ABSTRACT=The Wnt signalling pathway plays key roles in cell proliferation, differentiation and fate decisions in embryonic development and maintenance of adult tissues, and the twelve Armadillo (ARM) repeat-containing protein beta-catenin acts as the signal transducer in this pathway. Here we investigate the interaction between beta-catenin’s ARM repeat domain and the intrinsically disordered protein adenomatous polyposis coli (APC). APC is a giant multivalent scaffold that brings together the different components of the so-called ‘beta-catenin destruction complex’, which drives beta-catenin degradation via the ubiquitin-proteasome pathway.

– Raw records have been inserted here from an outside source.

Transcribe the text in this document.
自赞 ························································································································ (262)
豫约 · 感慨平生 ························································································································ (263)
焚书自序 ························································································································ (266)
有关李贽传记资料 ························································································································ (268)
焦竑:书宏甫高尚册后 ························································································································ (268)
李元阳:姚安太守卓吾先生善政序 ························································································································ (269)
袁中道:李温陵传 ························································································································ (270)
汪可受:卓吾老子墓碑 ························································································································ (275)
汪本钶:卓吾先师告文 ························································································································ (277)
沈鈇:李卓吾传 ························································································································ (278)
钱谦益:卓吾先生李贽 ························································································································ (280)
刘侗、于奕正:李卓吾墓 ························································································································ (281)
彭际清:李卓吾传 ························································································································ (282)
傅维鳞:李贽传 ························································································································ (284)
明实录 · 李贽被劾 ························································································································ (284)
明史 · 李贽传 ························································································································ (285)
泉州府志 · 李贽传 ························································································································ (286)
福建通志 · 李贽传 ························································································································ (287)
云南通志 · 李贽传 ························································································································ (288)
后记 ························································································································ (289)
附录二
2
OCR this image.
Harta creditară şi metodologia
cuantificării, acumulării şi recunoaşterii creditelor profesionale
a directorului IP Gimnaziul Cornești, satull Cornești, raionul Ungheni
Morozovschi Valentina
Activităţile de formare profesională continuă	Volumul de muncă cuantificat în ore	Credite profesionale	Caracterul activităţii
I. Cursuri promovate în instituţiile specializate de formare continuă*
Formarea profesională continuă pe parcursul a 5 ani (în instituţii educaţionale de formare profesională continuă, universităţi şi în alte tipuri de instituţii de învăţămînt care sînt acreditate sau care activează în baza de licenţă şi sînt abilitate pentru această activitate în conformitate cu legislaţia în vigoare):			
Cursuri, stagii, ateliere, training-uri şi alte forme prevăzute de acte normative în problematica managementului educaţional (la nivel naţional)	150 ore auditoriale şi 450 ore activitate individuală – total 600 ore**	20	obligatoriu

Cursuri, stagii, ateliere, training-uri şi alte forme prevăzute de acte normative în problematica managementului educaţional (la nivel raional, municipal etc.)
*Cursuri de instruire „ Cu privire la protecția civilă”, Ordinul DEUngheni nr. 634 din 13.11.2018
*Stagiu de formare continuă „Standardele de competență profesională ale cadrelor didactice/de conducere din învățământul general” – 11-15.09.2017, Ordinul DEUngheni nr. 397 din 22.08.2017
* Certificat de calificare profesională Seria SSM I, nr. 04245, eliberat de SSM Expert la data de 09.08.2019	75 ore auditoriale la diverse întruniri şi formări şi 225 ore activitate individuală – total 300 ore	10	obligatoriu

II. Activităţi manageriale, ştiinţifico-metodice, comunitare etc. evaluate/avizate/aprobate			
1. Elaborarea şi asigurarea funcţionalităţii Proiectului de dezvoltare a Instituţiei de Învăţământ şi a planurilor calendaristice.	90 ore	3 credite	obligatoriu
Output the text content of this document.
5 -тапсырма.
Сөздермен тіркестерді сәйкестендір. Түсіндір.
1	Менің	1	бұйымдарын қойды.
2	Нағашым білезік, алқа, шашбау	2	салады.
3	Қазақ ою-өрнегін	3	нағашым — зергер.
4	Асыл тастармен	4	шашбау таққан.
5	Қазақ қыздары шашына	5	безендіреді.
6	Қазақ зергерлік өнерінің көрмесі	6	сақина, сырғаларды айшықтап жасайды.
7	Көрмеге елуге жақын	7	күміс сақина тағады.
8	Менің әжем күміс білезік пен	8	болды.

Mutations and truncations in APC, resulting in loss of APC function and hence elevated beta-catenin levels and upregulation of Wnt signalling, are associated with numerous cancers including colorectal carcinomas.  APC has a long intrinsically disordered region (IDR) that contains a series of 15-residue and 20-residue binding regions for beta-catenin. Here we explore the multivalent nature of the interaction of beta-catenin with the highest affinity APC repeat, both at equilibrium and under kinetic conditions. We use a combination of single-site substitutions, deletions and insertions to dissect the mechanism of molecular recognition and the roles of the three beta-catenin-binding subdomains of APC.